The World Health Organisation’s International Agency for Research on Cancer has classified radiofrequency electromagnetic fields as “possibly carcinogenic to humans”.

The ARPANSA fact sheet states that wireless technology is so new that “it’s impossible to be completely sure there isn’t some risk.”

“This is particularly true for children where there is little research evidence,” it says.

ARPANSA says baby monitors, Wi-Fi computer networks and wireless security cameras also emit radiofrequency electromagnetic energy.

It says exposure can be reduced by “keeping them at a distance” – such as placing the wireless router away from where people spend time, or reducing the time spent online.

The agency suggests using an old-fashioned wired-in landline phone instead of cordless phones, many of which “are continually transmitting low-level signals”

In response to questions from News Limited yesterday, ARPANSA said keeping baby monitors a metre from cots could result in a “useful reduction in exposure”.

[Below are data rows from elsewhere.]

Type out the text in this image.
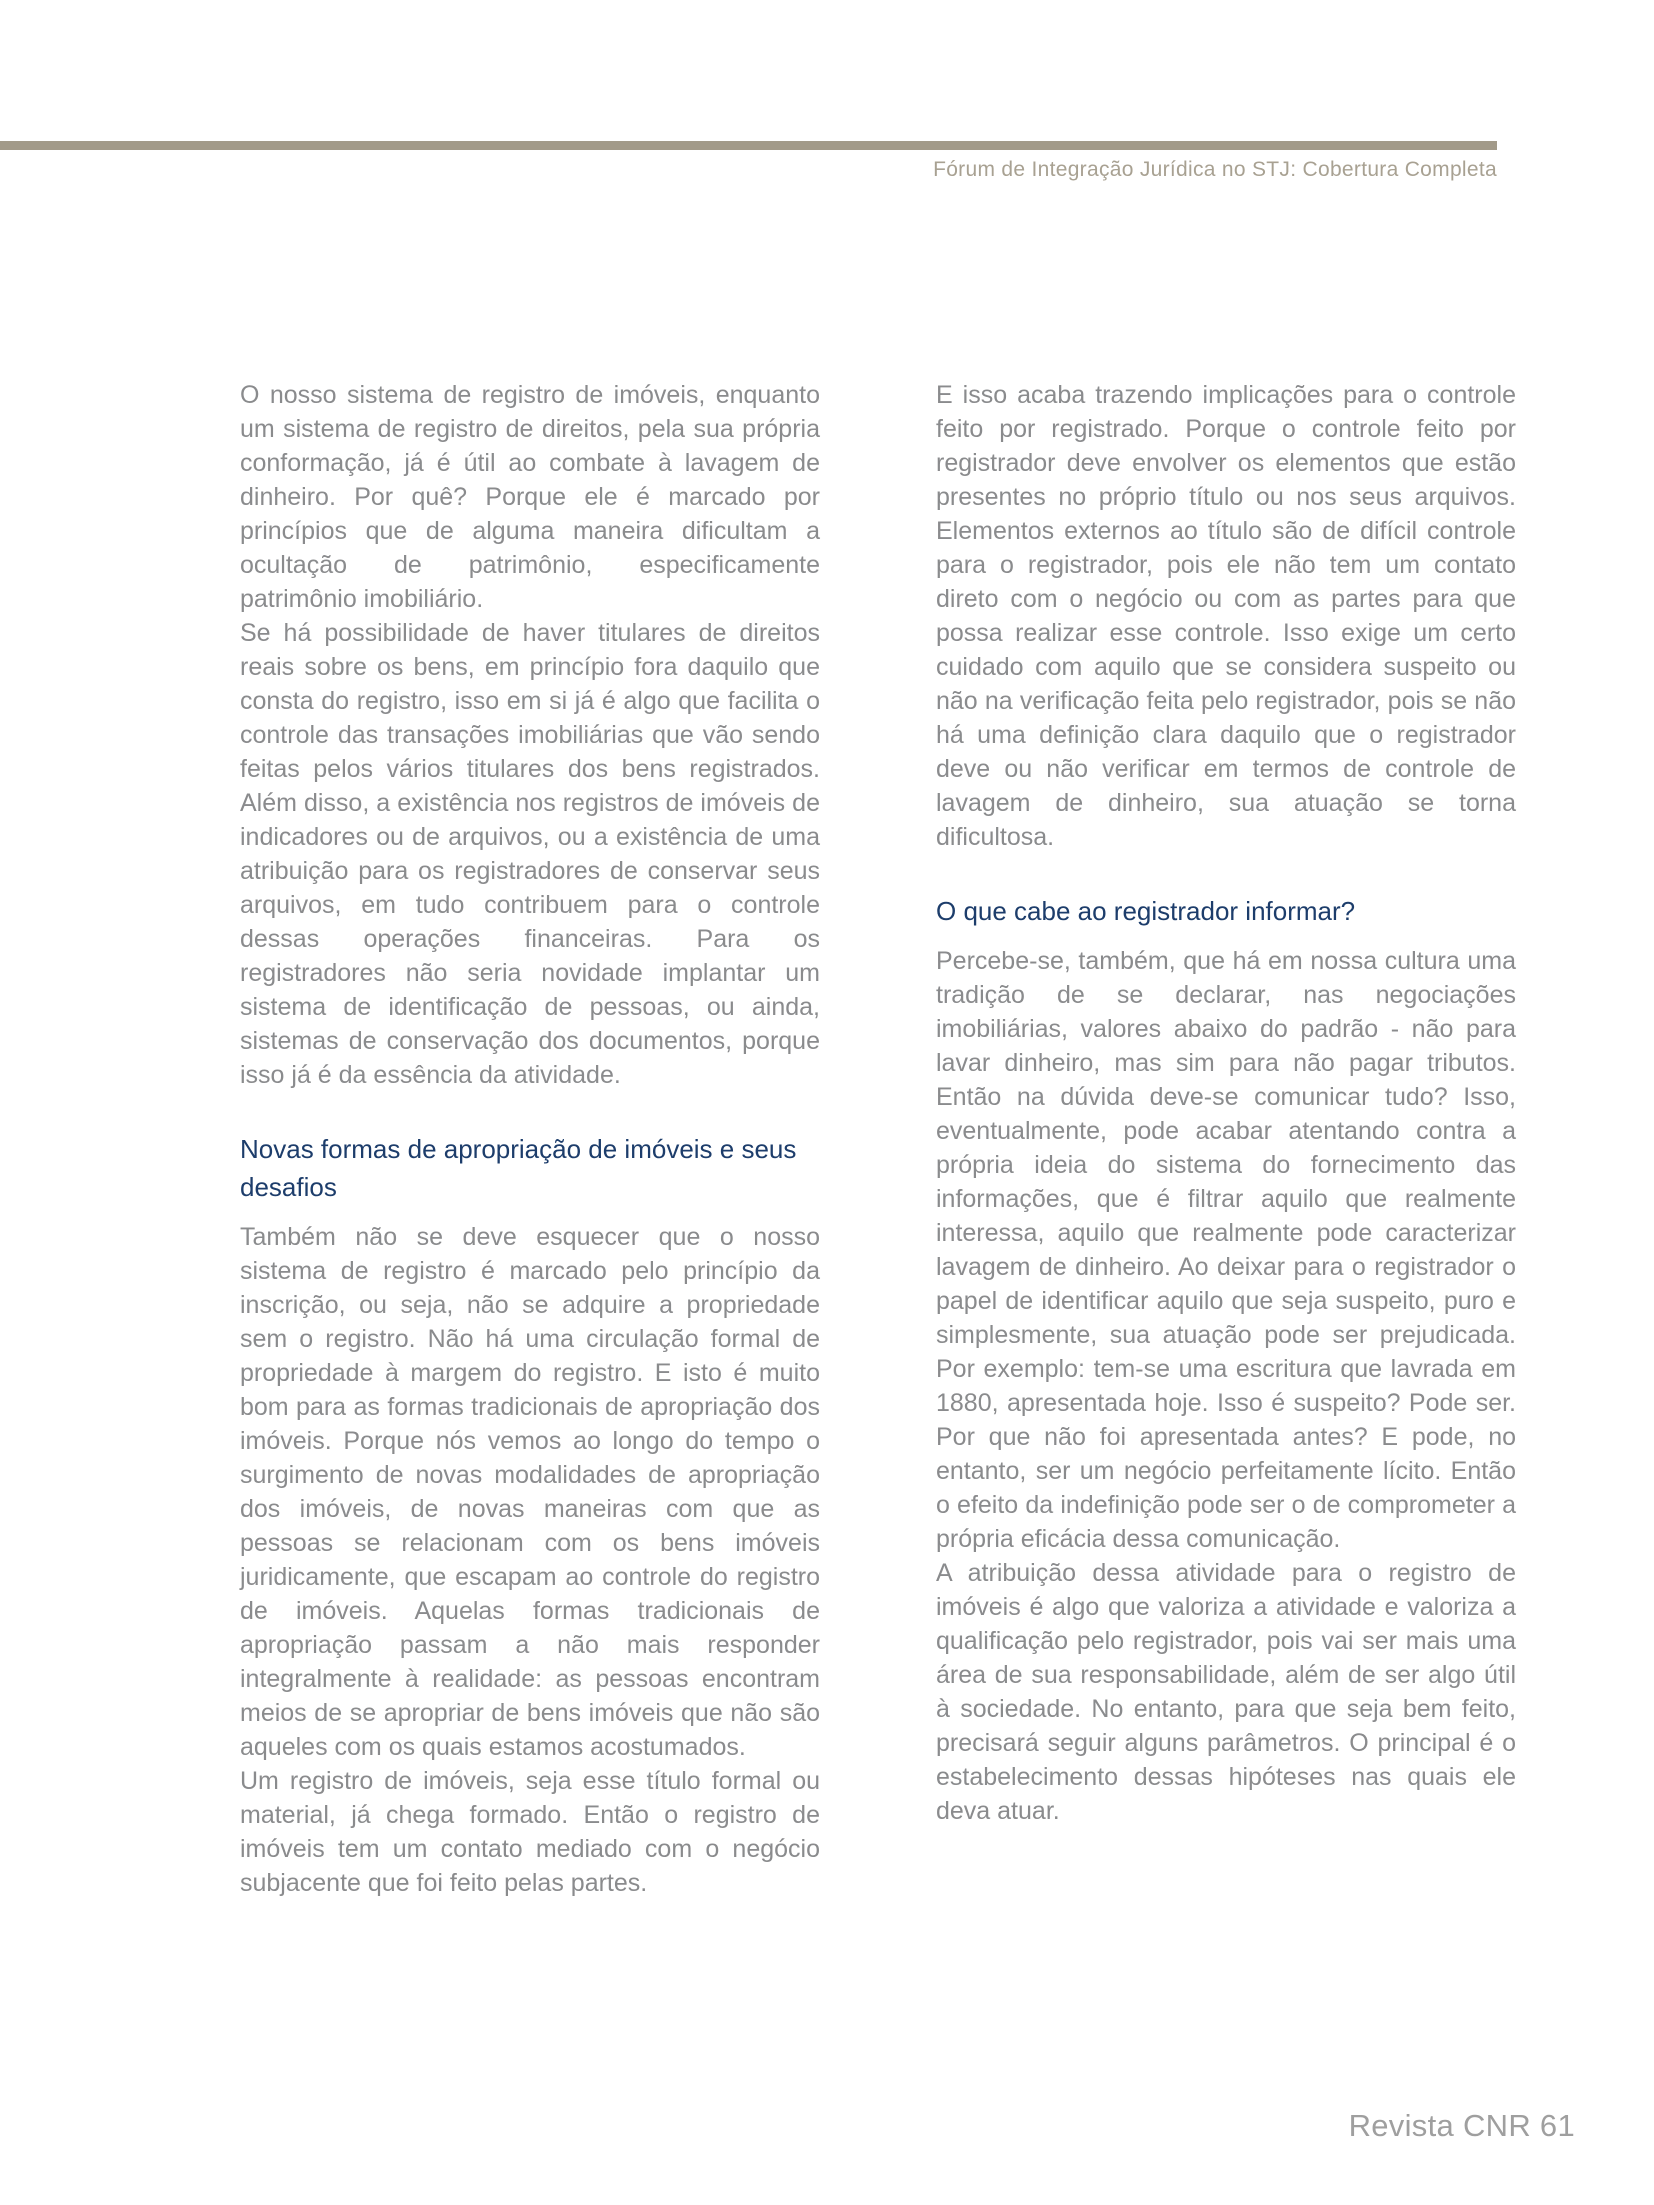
Fórum de Integração Jurídica no STJ: Cobertura Completa

O nosso sistema de registro de imóveis, enquanto um sistema de registro de direitos, pela sua própria conformação, já é útil ao combate à lavagem de dinheiro. Por quê? Porque ele é marcado por princípios que de alguma maneira dificultam a ocultação de patrimônio, especificamente patrimônio imobiliário.

Se há possibilidade de haver titulares de direitos reais sobre os bens, em princípio fora daquilo que consta do registro, isso em si já é algo que facilita o controle das transações imobiliárias que vão sendo feitas pelos vários titulares dos bens registrados. Além disso, a existência nos registros de imóveis de indicadores ou de arquivos, ou a existência de uma atribuição para os registradores de conservar seus arquivos, em tudo contribuem para o controle dessas operações financeiras. Para os registradores não seria novidade implantar um sistema de identificação de pessoas, ou ainda, sistemas de conservação dos documentos, porque isso já é da essência da atividade.

Novas formas de apropriação de imóveis e seus desafios

Também não se deve esquecer que o nosso sistema de registro é marcado pelo princípio da inscrição, ou seja, não se adquire a propriedade sem o registro. Não há uma circulação formal de propriedade à margem do registro. E isto é muito bom para as formas tradicionais de apropriação dos imóveis. Porque nós vemos ao longo do tempo o surgimento de novas modalidades de apropriação dos imóveis, de novas maneiras com que as pessoas se relacionam com os bens imóveis juridicamente, que escapam ao controle do registro de imóveis. Aquelas formas tradicionais de apropriação passam a não mais responder integralmente à realidade: as pessoas encontram meios de se apropriar de bens imóveis que não são aqueles com os quais estamos acostumados.

Um registro de imóveis, seja esse título formal ou material, já chega formado. Então o registro de imóveis tem um contato mediado com o negócio subjacente que foi feito pelas partes.

E isso acaba trazendo implicações para o controle feito por registrado. Porque o controle feito por registrador deve envolver os elementos que estão presentes no próprio título ou nos seus arquivos. Elementos externos ao título são de difícil controle para o registrador, pois ele não tem um contato direto com o negócio ou com as partes para que possa realizar esse controle. Isso exige um certo cuidado com aquilo que se considera suspeito ou não na verificação feita pelo registrador, pois se não há uma definição clara daquilo que o registrador deve ou não verificar em termos de controle de lavagem de dinheiro, sua atuação se torna dificultosa.

O que cabe ao registrador informar?

Percebe-se, também, que há em nossa cultura uma tradição de se declarar, nas negociações imobiliárias, valores abaixo do padrão - não para lavar dinheiro, mas sim para não pagar tributos. Então na dúvida deve-se comunicar tudo? Isso, eventualmente, pode acabar atentando contra a própria ideia do sistema do fornecimento das informações, que é filtrar aquilo que realmente interessa, aquilo que realmente pode caracterizar lavagem de dinheiro. Ao deixar para o registrador o papel de identificar aquilo que seja suspeito, puro e simplesmente, sua atuação pode ser prejudicada. Por exemplo: tem-se uma escritura que lavrada em 1880, apresentada hoje. Isso é suspeito? Pode ser. Por que não foi apresentada antes? E pode, no entanto, ser um negócio perfeitamente lícito. Então o efeito da indefinição pode ser o de comprometer a própria eficácia dessa comunicação.

A atribuição dessa atividade para o registro de imóveis é algo que valoriza a atividade e valoriza a qualificação pelo registrador, pois vai ser mais uma área de sua responsabilidade, além de ser algo útil à sociedade. No entanto, para que seja bem feito, precisará seguir alguns parâmetros. O principal é o estabelecimento dessas hipóteses nas quais ele deva atuar.

Revista CNR 61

“Given the priority we give to children’s and babies’ health, and the small amount of research specifically relating to children’s exposure to (emissions) it would seem wise to err on the side of caution and keep the baby monitor only as close to the baby as is necessary for it to serve its purpose,” a spokesman said.

ARPANSA said it recommended that schools “give some priority to locating Wi-Fi access points so they are not unnecessarily close to some children” – although it did not specify a distance.

Australian Mobile Telecommunications Association spokesman Randal Markey yesterday said phone companies “don’t claim to be scientific experts so we’d listen to what ARPANSA says.”